Oturduğumuz yerde elimiz ister istemez “fazlalık” bulduğumuz ya da sarkmasından şikayet edip sıkılaşmasını istediğimiz bir yere gider… Bu, tıpkı bizi rahatsız eden bir sivilce gibidir. Belki küçüktür ama her aynaya bakışımızda burnumuzdan bile daha büyük olduğunu düşünürüz minik kızarık sivilcenin…
Fazlalık bellediğimiz yer göbeğimiz de olabilir, basenimiz de… Sarktığını düşündüğümüz yerimiz kolumuz da olabilir, bacağımız da… Öğlenleri yemek arasında birkaç metre yürümeyi spor belleriz. Ama ağaçtan ağaca atlayan, mağaralarda ateş yakıp getirdiği avı pişiren atalarımızın tembel torunları olarak “hareketsiz” yaşamımız bizim doğamıza ve genetik yapımıza aykırıdır. İşte bu nedenle kapitalist dünyada zaten az olan tatillerde aksiyon dolu bir programı da tercih etmemenin verdiği vicdan azabıyla spor salonlarını doldururuz.

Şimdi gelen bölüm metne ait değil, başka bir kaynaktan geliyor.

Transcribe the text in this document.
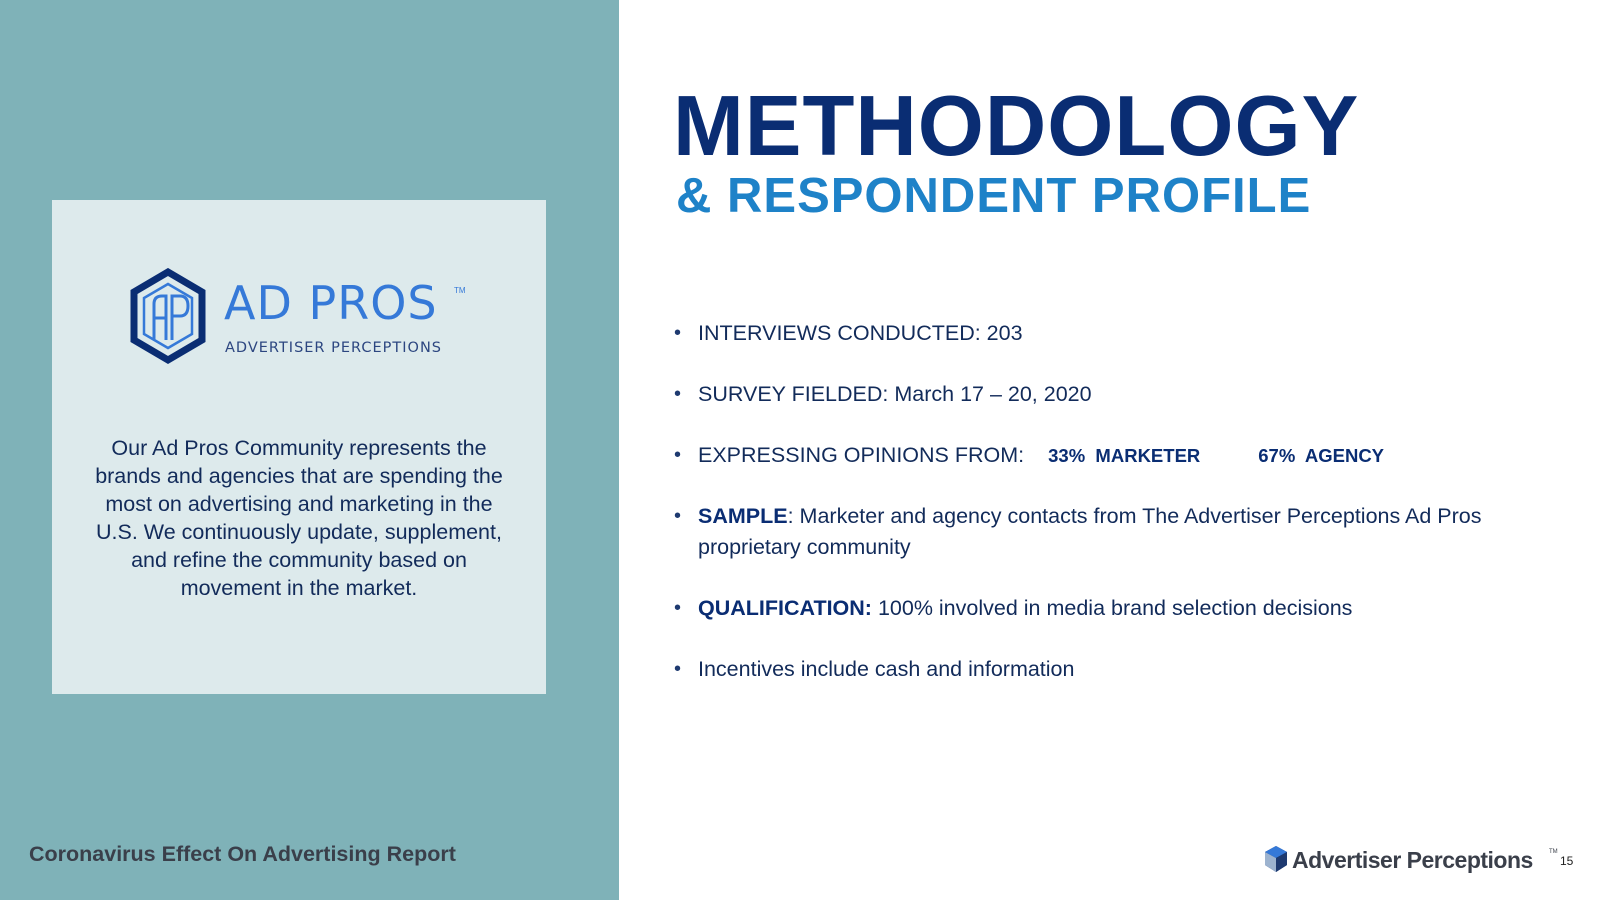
AD PROS TM
ADVERTISER PERCEPTIONS
Our Ad Pros Community represents the brands and agencies that are spending the most on advertising and marketing in the U.S. We continuously update, supplement, and refine the community based on movement in the market.
Coronavirus Effect On Advertising Report
METHODOLOGY
& RESPONDENT PROFILE
• INTERVIEWS CONDUCTED: 203
• SURVEY FIELDED: March 17 – 20, 2020
• EXPRESSING OPINIONS FROM: 33%  MARKETER	67%  AGENCY
• SAMPLE: Marketer and agency contacts from The Advertiser Perceptions Ad Pros proprietary community
• QUALIFICATION: 100% involved in media brand selection decisions
• Incentives include cash and information
Advertiser Perceptions	TM
15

Yapay ortamda koşarız, ağırlık kaldırırız, esneriz… Bir de farklı derslere gireriz. Hele ki hamlaşmış vücut ile o derslerin acı tadına doyum olmaz! Ders sonrası bacaklarımız öyle ağrır ki, ne merdivenlerden inip çıkarız, ne de bir koltuğa yavaşça oturmaya tahammülümüz kalır… Ders başındaki derli toplu halimizin yerini, ders sonunda dağılmış saçlar, çıkarılmış spor ayakkabıları, terden sırılsıklam bir vücut ve yüz alır.
İşte o anlarınızda “beyaz atlı prens” bellediğiniz adam sizi beğenirse, gerçekten size aşıktır ve kaçırmayın onu derim!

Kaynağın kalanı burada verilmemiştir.